Rheem Furnace 2 Flashes — What It Means
On most Rheem furnaces, 2 flashes indicate the pressure switch is stuck closed or closed at a time it should be open. The control board sees the pressure-switch circuit in the wrong state before the inducer sequence begins, treating it as a pressure-switch fault. Always confirm the exact code definition on your furnace’s door-data label or installation manual, because Rheem control families vary by model.
This fault tells you the pressure switch is not behaving as the sequence expects. The switch should open when there is no call for heat and close only after the inducer creates proper draft. When it stays closed or fails to open, the furnace locks out to prevent unsafe operation.
Common Causes
- Failed pressure switch The switch diaphragm or contacts fail internally, leaving the circuit closed even without draft.
- Blocked or damaged pressure-switch tubing Cracks, kinks, water, or blockage in the rubber tubing prevent the switch from sensing correct draft signals.
- Condensate drain or trap restriction On high-efficiency models, water backup in the drain or trap affects draft and holds the pressure switch in the wrong state.
- Vent or intake blockage Obstructions in the flue pipe or fresh-air intake alter draft pressure and prevent the switch from opening or closing properly.
- Inducer motor or port obstruction Weak inducer performance or a blocked inducer port disrupts the draft signal to the pressure switch.
- Wiring or connector fault Loose, corroded, or damaged terminals at the pressure switch or control board create a false closed-circuit reading.
Step-by-Step Fix
- Verify the exact code definition on the door-data label or installation manual for your specific Rheem model to confirm 2 flashes means pressure-switch fault.
- Check the pressure-switch tubing for cracks, kinks, water, blockage, or disconnection at both the switch nipple and the inducer tap.
- Inspect the inducer port and vent piping for obstructions, debris, or restrictions in the flue and fresh-air intake that would alter draft pressure.
- Clear the condensate drain and trap (on condensing furnaces) to make sure water backup is not affecting draft or switch operation.
- Test the pressure switch with the inducer off. With no call for heat, the switch contacts should be open. If they read closed on a meter, the switch has failed.
- Inspect wiring and connectors at the pressure switch and control board for looseness, corrosion, or damage that could create a false closed reading.

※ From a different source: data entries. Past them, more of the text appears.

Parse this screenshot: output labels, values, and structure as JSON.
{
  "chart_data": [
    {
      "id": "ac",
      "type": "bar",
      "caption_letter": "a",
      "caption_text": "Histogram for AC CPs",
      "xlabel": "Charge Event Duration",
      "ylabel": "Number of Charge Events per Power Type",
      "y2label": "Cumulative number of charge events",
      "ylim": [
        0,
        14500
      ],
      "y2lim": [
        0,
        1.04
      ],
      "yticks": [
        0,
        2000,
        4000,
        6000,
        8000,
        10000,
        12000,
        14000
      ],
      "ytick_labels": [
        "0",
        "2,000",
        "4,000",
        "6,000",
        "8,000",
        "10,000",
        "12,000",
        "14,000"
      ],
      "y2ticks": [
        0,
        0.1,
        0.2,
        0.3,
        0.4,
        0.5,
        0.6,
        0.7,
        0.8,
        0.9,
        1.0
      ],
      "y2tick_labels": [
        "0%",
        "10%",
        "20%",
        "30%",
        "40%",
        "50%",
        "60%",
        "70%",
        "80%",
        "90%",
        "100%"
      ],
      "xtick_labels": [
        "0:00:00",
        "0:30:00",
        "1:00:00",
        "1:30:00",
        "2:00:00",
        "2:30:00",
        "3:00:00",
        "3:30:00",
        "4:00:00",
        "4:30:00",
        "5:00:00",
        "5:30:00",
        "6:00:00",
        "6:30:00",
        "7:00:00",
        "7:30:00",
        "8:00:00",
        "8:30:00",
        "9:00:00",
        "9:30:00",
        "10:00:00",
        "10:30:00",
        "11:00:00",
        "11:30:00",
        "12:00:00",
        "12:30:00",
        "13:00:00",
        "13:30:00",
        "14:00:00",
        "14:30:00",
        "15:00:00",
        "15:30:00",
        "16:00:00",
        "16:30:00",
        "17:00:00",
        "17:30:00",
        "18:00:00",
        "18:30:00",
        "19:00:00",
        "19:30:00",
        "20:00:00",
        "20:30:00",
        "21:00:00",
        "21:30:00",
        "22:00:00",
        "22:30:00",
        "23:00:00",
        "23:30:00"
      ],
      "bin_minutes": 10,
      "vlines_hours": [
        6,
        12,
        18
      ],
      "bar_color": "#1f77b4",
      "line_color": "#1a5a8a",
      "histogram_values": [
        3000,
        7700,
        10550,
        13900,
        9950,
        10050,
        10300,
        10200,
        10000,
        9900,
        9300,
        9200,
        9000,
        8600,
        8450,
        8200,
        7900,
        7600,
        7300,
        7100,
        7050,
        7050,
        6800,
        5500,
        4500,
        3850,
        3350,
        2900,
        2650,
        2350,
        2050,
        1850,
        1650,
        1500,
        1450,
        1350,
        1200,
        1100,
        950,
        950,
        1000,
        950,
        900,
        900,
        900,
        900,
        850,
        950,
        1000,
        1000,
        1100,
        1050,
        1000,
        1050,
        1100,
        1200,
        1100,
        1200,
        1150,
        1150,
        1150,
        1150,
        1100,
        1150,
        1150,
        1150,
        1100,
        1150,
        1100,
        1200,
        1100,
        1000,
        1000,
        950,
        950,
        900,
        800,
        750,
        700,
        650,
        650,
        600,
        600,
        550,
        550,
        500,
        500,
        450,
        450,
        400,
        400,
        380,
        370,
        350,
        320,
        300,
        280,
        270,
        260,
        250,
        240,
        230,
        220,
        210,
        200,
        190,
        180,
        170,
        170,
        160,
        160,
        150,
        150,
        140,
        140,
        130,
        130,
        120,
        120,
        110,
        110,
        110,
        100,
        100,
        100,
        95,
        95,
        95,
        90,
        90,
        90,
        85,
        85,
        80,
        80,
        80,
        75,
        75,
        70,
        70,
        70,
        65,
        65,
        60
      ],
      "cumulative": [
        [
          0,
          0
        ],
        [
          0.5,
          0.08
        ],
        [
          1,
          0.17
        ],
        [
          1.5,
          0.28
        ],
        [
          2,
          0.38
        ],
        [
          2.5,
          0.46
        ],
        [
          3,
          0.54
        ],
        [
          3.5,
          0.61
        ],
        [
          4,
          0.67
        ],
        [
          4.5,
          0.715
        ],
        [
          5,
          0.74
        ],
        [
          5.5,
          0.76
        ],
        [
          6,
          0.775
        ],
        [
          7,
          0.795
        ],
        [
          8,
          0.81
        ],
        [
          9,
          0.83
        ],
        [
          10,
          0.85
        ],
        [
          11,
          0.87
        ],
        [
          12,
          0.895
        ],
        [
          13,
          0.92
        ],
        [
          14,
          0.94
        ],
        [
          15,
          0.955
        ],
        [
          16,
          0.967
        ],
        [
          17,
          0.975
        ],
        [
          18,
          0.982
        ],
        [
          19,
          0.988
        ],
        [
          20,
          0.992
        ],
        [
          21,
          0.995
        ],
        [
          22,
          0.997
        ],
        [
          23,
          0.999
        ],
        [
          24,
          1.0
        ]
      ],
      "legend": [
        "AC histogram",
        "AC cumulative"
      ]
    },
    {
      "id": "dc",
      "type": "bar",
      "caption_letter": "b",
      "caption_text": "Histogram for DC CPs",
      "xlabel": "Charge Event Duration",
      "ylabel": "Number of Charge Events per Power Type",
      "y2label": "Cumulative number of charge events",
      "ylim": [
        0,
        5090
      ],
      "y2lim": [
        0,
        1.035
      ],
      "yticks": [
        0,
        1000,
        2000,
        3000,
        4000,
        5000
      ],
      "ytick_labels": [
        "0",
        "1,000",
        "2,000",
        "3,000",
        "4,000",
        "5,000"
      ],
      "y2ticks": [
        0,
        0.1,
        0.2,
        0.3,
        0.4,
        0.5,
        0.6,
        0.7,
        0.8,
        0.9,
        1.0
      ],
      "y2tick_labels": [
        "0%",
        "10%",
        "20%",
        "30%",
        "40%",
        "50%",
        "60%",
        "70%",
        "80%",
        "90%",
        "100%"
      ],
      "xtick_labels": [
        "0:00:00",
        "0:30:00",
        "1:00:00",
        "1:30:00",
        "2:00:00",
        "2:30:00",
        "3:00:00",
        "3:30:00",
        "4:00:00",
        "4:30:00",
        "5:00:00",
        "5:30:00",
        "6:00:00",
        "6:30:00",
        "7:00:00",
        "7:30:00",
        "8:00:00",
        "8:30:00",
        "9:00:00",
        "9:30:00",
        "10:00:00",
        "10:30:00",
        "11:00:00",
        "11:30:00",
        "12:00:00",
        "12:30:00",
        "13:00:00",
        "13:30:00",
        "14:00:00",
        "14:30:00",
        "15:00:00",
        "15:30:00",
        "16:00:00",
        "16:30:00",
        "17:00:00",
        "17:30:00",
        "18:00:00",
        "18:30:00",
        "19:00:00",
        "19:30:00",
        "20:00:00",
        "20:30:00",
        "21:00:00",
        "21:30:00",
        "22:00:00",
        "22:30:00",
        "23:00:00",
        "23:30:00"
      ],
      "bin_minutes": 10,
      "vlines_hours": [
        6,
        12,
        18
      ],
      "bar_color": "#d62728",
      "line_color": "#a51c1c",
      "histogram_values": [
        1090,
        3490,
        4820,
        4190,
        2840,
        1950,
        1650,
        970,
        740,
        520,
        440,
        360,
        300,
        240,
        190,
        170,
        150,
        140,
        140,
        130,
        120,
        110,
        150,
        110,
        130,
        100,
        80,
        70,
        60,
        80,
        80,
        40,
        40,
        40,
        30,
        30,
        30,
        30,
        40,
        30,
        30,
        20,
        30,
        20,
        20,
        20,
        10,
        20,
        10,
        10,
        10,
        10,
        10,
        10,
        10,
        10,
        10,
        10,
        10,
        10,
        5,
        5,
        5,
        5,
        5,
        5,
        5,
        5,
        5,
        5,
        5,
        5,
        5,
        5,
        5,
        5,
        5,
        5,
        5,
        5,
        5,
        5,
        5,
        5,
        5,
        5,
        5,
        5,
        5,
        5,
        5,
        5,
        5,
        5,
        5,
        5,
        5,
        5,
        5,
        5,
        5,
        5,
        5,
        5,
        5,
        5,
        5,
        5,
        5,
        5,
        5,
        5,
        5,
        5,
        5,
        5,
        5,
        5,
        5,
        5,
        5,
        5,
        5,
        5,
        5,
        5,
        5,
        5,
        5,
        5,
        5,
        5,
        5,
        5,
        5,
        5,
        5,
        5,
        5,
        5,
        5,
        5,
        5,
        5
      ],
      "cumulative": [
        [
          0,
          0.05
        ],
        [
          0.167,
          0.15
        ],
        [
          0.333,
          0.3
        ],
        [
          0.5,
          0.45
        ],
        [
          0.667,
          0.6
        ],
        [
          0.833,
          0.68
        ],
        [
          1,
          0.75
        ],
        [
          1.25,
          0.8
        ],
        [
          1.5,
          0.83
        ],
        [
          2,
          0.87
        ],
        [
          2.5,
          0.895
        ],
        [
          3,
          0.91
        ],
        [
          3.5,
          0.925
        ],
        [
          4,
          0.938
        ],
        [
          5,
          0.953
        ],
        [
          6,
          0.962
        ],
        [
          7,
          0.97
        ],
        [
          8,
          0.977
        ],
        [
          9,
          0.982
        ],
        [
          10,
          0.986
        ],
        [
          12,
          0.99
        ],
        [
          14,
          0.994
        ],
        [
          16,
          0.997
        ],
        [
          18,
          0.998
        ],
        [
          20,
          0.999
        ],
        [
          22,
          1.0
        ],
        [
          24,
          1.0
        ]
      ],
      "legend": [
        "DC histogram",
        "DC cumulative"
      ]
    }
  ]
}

- Replace the pressure switch if it does not change state correctly during the draft sequence and all tubing, venting, and drain paths are clear.
Parts Often Needed
| Part | Notes |
|---|---|
| Pressure switch | Amazon | Match the pressure setpoint stamped on the original switch or listed in your furnace manual. |
| Pressure-switch tubing | Amazon | Use correct-diameter rubber or silicone tubing rated for furnace draft sensing. |
| Inducer motor assembly | Amazon | Required if draft is weak or the inducer does not spin properly during the call sequence. |
| Control board | Amazon | Order the board by your furnace model number if the circuit is falsely reported and all field components test good. |
When to Call a Pro
Call a licensed HVAC technician if you are not comfortable working with gas appliances, 120V wiring, or draft-proving circuits. A technician has the meters and manometers to measure switch behavior, draft pressure, and circuit continuity accurately. If you have replaced the pressure switch and tubing but the fault persists, the problem may involve the inducer, venting design, control board, or an intermittent wiring issue that requires diagnostic tools and experience to isolate safely.